In offshore seismic operations, an umbilical cable is required to pull a gun array, as well as to provide air, power and electrical conductors for shooting operations. Conventional practice in this art has been to use jacketed bundles which contain various air hoses, tension cables and electrical conductors or to use armored cables containing hoses and conductors. Such bundles do not last long because tow forces, wave forces and cable handling loads reduce the structural integrity of the umbilical cable to a point where conductors break and leak. The tension cables tend to abrade the electrical conductors, particularly when the bundle is reeled around a sheave or a drum under tension. More specifically, the tension cables tend to put point pressures on the electrical conductors, causing breakage and insulation leakage. This problem has been recognized heretofore, and one solution has been to use a discrete wire rope tension cable as a "clothesline" from which to intermittently tie a round jacketed bundle of electrical cables and air hoses. Thus, the wire rope cable provides the tensile strength, and the electrical/air bundle adjacent to it is not significantly loaded in tension. This method has worked reasonably well as long as the bundle can be drawn up "accordian style" without reeling it up.

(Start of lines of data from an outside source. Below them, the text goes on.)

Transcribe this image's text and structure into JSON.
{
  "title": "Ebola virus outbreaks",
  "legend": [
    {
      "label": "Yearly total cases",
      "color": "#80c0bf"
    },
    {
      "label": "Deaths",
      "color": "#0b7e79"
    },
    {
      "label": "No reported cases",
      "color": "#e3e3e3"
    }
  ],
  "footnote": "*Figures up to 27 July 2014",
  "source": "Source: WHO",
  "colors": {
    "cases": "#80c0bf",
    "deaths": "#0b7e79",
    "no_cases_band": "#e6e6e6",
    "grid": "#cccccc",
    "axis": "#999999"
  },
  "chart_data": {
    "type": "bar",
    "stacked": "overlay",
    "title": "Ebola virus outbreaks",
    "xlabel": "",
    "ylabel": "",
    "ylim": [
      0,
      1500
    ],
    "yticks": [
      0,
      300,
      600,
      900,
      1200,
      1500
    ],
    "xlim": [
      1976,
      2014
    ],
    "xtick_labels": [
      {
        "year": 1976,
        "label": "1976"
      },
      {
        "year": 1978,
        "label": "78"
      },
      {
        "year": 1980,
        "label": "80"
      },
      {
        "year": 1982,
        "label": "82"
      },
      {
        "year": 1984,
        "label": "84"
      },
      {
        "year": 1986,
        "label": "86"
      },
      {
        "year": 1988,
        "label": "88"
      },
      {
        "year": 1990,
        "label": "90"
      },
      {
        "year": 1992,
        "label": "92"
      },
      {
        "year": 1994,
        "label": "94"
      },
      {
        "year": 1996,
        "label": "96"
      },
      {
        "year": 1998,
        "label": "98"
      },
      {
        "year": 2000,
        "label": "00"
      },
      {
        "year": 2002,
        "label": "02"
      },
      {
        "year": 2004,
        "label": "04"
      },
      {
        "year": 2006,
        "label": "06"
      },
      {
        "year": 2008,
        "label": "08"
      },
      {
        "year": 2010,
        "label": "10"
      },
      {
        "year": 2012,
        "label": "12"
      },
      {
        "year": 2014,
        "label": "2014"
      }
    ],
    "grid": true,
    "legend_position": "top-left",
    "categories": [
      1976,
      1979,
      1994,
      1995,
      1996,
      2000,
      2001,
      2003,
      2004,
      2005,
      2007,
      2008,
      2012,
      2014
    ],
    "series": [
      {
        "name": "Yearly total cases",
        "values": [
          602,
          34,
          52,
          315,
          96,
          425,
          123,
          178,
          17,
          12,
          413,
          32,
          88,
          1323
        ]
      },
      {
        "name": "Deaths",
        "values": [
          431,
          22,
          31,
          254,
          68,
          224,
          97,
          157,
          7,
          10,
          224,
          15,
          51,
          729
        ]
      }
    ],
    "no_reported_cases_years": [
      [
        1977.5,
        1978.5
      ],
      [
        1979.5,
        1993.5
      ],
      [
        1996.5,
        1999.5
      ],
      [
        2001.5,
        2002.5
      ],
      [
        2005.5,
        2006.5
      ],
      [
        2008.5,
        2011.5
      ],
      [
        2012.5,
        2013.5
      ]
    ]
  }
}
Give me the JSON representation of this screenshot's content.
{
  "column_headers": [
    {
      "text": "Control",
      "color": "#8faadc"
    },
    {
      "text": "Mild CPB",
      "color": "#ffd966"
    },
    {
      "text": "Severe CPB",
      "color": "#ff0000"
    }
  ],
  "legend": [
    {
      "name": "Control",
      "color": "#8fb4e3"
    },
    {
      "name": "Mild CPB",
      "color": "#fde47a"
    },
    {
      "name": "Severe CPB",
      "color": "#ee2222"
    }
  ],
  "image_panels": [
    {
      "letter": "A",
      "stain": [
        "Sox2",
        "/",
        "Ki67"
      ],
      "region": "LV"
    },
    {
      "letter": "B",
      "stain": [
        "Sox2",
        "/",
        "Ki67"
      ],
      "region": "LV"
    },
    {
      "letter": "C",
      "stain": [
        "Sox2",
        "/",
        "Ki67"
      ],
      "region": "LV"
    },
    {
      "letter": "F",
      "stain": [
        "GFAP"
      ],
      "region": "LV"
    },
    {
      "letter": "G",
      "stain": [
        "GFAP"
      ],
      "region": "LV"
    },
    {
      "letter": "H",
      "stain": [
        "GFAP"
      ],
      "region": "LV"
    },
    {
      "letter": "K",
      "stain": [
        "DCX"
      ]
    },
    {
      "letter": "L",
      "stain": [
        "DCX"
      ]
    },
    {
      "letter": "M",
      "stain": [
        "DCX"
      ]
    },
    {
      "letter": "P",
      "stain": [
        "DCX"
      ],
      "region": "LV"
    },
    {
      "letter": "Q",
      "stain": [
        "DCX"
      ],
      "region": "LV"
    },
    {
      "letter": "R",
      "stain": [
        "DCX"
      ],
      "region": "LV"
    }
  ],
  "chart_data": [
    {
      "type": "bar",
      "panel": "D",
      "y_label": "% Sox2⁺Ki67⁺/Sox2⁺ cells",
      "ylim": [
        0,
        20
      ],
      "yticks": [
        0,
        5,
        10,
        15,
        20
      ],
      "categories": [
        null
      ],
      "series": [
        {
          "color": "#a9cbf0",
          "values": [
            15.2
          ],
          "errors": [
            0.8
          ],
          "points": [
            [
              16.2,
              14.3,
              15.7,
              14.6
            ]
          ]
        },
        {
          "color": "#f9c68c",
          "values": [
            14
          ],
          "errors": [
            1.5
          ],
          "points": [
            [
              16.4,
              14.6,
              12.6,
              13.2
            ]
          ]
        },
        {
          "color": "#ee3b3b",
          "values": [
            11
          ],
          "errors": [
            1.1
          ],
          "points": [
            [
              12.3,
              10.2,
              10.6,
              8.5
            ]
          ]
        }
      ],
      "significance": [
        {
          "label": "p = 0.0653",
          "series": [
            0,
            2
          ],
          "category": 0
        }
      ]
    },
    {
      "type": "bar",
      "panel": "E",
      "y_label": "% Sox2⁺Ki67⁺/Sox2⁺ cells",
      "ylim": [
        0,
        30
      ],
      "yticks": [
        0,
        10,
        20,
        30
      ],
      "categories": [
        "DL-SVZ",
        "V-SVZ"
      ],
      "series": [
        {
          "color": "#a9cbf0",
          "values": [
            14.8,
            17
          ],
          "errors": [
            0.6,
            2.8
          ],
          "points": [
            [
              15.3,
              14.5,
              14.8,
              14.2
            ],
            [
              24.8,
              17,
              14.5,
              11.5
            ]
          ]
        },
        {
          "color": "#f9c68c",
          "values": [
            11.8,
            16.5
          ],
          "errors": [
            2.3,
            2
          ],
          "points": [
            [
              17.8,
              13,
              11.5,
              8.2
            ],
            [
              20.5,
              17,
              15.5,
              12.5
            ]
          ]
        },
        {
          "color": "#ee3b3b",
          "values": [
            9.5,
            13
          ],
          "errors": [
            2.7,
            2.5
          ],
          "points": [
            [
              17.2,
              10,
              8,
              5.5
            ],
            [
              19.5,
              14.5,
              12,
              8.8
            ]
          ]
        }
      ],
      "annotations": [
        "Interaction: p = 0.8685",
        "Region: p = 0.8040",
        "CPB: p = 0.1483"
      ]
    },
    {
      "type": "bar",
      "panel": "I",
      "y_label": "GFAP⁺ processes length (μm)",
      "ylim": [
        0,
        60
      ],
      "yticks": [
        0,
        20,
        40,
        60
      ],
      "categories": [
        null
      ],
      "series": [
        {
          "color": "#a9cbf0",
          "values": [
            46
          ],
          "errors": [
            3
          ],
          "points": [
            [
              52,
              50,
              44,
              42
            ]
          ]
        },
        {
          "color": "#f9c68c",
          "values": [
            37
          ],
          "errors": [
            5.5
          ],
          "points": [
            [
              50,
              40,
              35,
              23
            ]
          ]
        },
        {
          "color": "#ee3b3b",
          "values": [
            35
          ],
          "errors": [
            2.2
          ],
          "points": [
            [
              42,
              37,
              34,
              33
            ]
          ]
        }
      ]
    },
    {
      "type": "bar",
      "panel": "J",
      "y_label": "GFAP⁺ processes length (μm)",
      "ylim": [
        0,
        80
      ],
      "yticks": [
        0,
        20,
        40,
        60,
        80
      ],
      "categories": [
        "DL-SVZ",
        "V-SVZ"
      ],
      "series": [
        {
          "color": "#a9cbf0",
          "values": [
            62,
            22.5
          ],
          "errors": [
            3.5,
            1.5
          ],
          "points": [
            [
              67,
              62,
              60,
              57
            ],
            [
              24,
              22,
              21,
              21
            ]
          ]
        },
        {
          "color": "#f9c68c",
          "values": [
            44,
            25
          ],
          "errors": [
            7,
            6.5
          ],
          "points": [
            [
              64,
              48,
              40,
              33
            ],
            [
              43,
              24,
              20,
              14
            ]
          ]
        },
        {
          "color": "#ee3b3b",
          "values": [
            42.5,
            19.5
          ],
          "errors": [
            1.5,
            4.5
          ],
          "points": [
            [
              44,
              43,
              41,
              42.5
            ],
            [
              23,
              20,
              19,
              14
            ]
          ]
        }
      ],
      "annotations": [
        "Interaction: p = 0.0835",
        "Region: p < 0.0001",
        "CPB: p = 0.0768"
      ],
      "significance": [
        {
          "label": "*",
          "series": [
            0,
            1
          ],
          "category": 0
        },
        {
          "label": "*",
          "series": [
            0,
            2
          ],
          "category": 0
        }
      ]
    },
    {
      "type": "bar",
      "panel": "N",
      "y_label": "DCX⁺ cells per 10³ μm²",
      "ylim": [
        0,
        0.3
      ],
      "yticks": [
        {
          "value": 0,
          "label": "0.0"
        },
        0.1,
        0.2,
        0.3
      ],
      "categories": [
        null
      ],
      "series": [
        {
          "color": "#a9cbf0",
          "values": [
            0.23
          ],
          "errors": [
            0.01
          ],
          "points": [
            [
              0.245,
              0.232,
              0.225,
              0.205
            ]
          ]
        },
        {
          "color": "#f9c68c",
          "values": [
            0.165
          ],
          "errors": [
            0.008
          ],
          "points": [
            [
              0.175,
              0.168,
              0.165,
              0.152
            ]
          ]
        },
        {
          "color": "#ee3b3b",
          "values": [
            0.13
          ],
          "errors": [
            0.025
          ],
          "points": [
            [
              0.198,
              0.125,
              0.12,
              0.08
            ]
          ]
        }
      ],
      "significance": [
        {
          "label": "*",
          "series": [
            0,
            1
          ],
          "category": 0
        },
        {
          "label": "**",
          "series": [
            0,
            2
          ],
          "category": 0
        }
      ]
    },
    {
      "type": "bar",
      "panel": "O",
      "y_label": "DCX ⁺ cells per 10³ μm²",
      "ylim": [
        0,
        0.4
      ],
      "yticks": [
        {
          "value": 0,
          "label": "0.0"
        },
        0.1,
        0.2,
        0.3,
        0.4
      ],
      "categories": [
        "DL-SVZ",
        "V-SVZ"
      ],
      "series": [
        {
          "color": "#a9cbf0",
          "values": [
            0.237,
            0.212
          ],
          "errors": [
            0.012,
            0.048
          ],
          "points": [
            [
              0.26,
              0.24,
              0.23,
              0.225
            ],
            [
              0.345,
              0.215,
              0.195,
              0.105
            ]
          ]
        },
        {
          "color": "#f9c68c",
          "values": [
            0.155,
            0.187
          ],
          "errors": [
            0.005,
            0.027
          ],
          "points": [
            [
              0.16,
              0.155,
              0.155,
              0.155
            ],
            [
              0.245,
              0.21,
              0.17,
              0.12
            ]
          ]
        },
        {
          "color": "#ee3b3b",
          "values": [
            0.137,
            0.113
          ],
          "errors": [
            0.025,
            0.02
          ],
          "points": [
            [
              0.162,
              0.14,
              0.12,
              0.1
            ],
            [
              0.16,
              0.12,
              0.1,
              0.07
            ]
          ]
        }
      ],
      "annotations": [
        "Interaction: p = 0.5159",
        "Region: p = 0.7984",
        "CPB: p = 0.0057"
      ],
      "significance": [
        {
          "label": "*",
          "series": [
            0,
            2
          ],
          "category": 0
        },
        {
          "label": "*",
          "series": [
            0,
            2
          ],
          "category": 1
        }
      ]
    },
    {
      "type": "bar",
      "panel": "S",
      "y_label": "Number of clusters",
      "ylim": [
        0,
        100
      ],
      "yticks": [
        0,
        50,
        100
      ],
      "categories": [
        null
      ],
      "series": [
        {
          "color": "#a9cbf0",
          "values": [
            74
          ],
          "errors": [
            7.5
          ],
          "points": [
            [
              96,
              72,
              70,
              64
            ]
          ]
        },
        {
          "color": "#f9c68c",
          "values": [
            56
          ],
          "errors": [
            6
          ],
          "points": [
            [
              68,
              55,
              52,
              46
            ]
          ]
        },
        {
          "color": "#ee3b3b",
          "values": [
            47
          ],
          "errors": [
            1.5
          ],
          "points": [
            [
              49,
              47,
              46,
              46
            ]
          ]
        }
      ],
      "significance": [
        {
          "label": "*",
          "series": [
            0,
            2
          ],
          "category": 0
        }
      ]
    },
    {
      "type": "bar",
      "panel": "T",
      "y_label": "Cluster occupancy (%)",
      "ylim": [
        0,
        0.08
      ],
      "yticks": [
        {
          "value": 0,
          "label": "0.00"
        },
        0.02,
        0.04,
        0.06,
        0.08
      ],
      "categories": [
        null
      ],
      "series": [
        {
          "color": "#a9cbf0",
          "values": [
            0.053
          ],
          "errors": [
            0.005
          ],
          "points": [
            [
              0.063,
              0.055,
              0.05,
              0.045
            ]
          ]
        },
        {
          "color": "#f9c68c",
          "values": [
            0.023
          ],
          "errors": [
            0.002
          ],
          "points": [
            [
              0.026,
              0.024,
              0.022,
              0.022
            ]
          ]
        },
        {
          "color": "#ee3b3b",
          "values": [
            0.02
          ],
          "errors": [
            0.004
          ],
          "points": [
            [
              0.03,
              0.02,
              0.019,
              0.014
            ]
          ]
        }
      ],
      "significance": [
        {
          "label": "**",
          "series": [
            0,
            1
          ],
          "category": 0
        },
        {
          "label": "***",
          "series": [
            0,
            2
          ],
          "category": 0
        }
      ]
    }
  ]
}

But, as longer and longer cables are needed for towing gun subarrays further outboard of the tow vessel, the compacted clothesline bundle is too long and causes too much drag to be effective and practical. Another problem with this method is that very short-radius bends form in the bundle, and as the cycles of the bends increase, the bundle life is decreased.
An alternative to the cable/bundle system is to use an umbilical cable with tension wires, conductors and air hoses cabled into a single "cable". The problem with this is that cyclically bending these cables around sheaves causes the wires to crush the conductors and hoses reducing cable life due to leakage.
Still another alternative is to build an armored cable with an outer-shell tension member, and hoses and electrical conductors within. This is feasible from a strength standpoint and is reelable but has several problems: first, the umbilical cable is excessively heavy; second, the terminations are difficult to seal; and third, the cables are expensive to replace and have questionable reliability.
Still another serious problem with all of the above-mentioned umbilical cable designs is that they tend to have a large overall diameter as well as a poor cross-sectional shape, thus causing high drag forces. The problem with high drag has come about because of increasing requirements to tow guns in a wide array and at higher speeds as shown in FIG. 1, and more particularly discussed hereinafter, as contrasted with narrower widths used previously.
An umbilical referred to as Flexpak.TM. is manufactured by Hydril Corporation (Bulletin 5086). The Flexpak.TM. umbilical tends to "cup" into flow inasmuch as it utilizes tensioning cables at both extremities and is not the equivalent of the present invention.
An umbilical with a faired shape referred to as Flexnose.RTM. is manufactured by Fathom Oceanology Ltd. (brochures MSK 4, September 1976 and MSK 61, August 1976). The Flexnose.RTM. is a preformed clip-on or clip-together and is not equivalent to the integrally molded faired umbilical of the present invention.